Aufgefallen Allrounder (Archivversion)

Aprilia SL 750 Shiver GT
+ Ausstattung großzügig
+ Federung mit hohen Reserven
+ Ergonomie komfortabel für
+ Fahrer und Sozius

- Gasannahme ruppig, indirekt
- Lenkeigenschaften wenig
- präzise, starkes Aufstellmoment
- ABS Regelfunktion nicht optimal


Suzuki Bandit 650
+ Ausstattung die reichhaltigste dieser Gruppe
+ Motor in Summe der beste
+ Fahrverhalten insgesamt auf hohem Niveau

- Gewicht hoch
- Lenkpräzision etwas schwammig


Sieger Yamaha XJ6 Diversion
+ Fahrwerk mit Abstand das beste
+ Motor gleichmäßig gut
+ Tankreichweite über 400 km
+ Komfort fast auf Aprilia-Niveau

- Schräglagenfreiheit mit Beladung zu gering
- Gepäckunterbringung stark eingeschränkt


Triumph Bonneville SE
+ Handling überragend
+ Leistungscharakteristik ausgewogen
+ Gasannahme geschmeidig

- Hinterradfederung kurzer Federweg
- wenig Reserven
- Schräglagenfreiheit relativ gering
- Motorleistung zehn PS zu wenig
- ABS gibt’s nicht

Fazit (Archivversion)

Big Bikes
Glatt geschmirgelte Straßen, viel Verkehr und kein Raum für Fahrfehler – wer im Gebirge Spaß haben will, muss sich Stress vom Hals halten.
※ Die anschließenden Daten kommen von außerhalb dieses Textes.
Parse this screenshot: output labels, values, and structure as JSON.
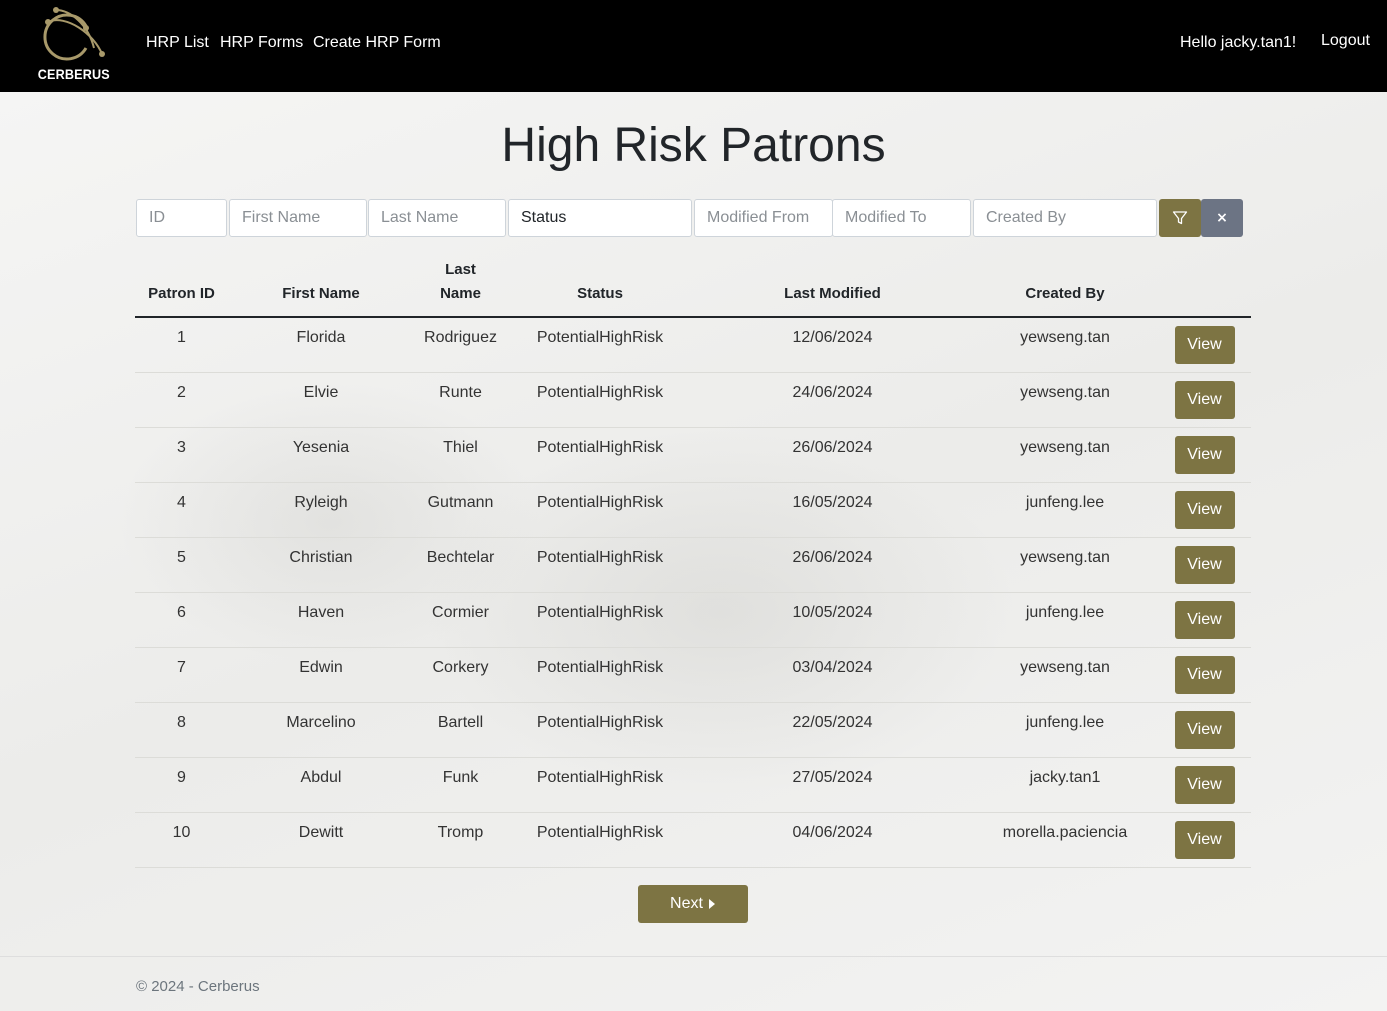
{
  "brand": {
    "name": "CERBERUS",
    "logo_icon": "cerberus-logo-icon"
  },
  "nav": {
    "links": [
      "HRP List",
      "HRP Forms",
      "Create HRP Form"
    ],
    "greeting": "Hello jacky.tan1!",
    "logout": "Logout"
  },
  "page": {
    "title": "High Risk Patrons"
  },
  "filters": {
    "id_placeholder": "ID",
    "first_name_placeholder": "First Name",
    "last_name_placeholder": "Last Name",
    "status_value": "Status",
    "modified_from_placeholder": "Modified From",
    "modified_to_placeholder": "Modified To",
    "created_by_placeholder": "Created By",
    "filter_icon": "filter-icon",
    "clear_label": "×"
  },
  "table": {
    "headers": {
      "patron_id": "Patron ID",
      "first_name": "First Name",
      "last_name_1": "Last",
      "last_name_2": "Name",
      "status": "Status",
      "last_modified": "Last Modified",
      "created_by": "Created By"
    },
    "view_label": "View",
    "rows": [
      {
        "id": "1",
        "first": "Florida",
        "last": "Rodriguez",
        "status": "PotentialHighRisk",
        "modified": "12/06/2024",
        "created_by": "yewseng.tan"
      },
      {
        "id": "2",
        "first": "Elvie",
        "last": "Runte",
        "status": "PotentialHighRisk",
        "modified": "24/06/2024",
        "created_by": "yewseng.tan"
      },
      {
        "id": "3",
        "first": "Yesenia",
        "last": "Thiel",
        "status": "PotentialHighRisk",
        "modified": "26/06/2024",
        "created_by": "yewseng.tan"
      },
      {
        "id": "4",
        "first": "Ryleigh",
        "last": "Gutmann",
        "status": "PotentialHighRisk",
        "modified": "16/05/2024",
        "created_by": "junfeng.lee"
      },
      {
        "id": "5",
        "first": "Christian",
        "last": "Bechtelar",
        "status": "PotentialHighRisk",
        "modified": "26/06/2024",
        "created_by": "yewseng.tan"
      },
      {
        "id": "6",
        "first": "Haven",
        "last": "Cormier",
        "status": "PotentialHighRisk",
        "modified": "10/05/2024",
        "created_by": "junfeng.lee"
      },
      {
        "id": "7",
        "first": "Edwin",
        "last": "Corkery",
        "status": "PotentialHighRisk",
        "modified": "03/04/2024",
        "created_by": "yewseng.tan"
      },
      {
        "id": "8",
        "first": "Marcelino",
        "last": "Bartell",
        "status": "PotentialHighRisk",
        "modified": "22/05/2024",
        "created_by": "junfeng.lee"
      },
      {
        "id": "9",
        "first": "Abdul",
        "last": "Funk",
        "status": "PotentialHighRisk",
        "modified": "27/05/2024",
        "created_by": "jacky.tan1"
      },
      {
        "id": "10",
        "first": "Dewitt",
        "last": "Tromp",
        "status": "PotentialHighRisk",
        "modified": "04/06/2024",
        "created_by": "morella.paciencia"
      }
    ]
  },
  "pagination": {
    "next_label": "Next",
    "next_icon": "caret-right-icon"
  },
  "footer": {
    "text": "© 2024 - Cerberus"
  },
  "colors": {
    "accent": "#7d7443",
    "secondary": "#6c7484",
    "navbar": "#000000"
  }
}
Und genau das kann die Honda CB 1300. Reisen oder rasen, zu zweit oder allein – die graue Maus verwandelt sich im Gebirge zum facettenreichen Multitalent. Der Rest der viel extremer ausgerichteten Big Bikes mag mehr Power besitzen, mehr Emotionen rüber­bringen oder beides. Aber ob nach zehn Pässen damit auch immer noch mehr Fahrspaß verbunden ist, darf bezweifelt werden.


Allrounder
In einer extremen Landschaft braucht es keine extremen Motorräder. So besticht die Yamaha durch ihre gefälligen Fahreigenschaften. Mit mehr Hubraum und Federungsreserven wäre die XJ überwältigend. Weil die Suzuki in vielen Fahrwerkswertungen hinter ihr zurückbleibt, vergibt sie ihren motorischen Vorsprung. Die Triumph und die Aprilia demonstrieren, wie das nach Punkten unterlegene Motorrad durch überragende Handlichkeit begeistern kann, während das eigentlich bessere durch sein kapriziöses Wesen viele Sympathien verspielt.


Enduro/Funbike
Was den Fahrspaß angeht, streitet sich die Enduro/Funbike-Fraktion auf extrem hohem Niveau. Keine andere Kategorie vermittelt das Erlebnis Motorradfahren im Gebirge intensiver. Dass die puristischen Funbikes wie die Benelli und Moto Morini sich letztlich hinten anstellen müssen, liegt in der Natur ihrer Konzepte. Denn zusätzlich zum formidablen Fahrspaß, von dem die BMW oder KTM keinen
Jota weniger bieten als die Italo-Fraktion, addieren die beiden Mitteleuropäerinnen noch die im wirklichen Leben hilfreiche Portion Vernunft – die BMW (Stichwort ABS) sogar noch ein bisschen mehr.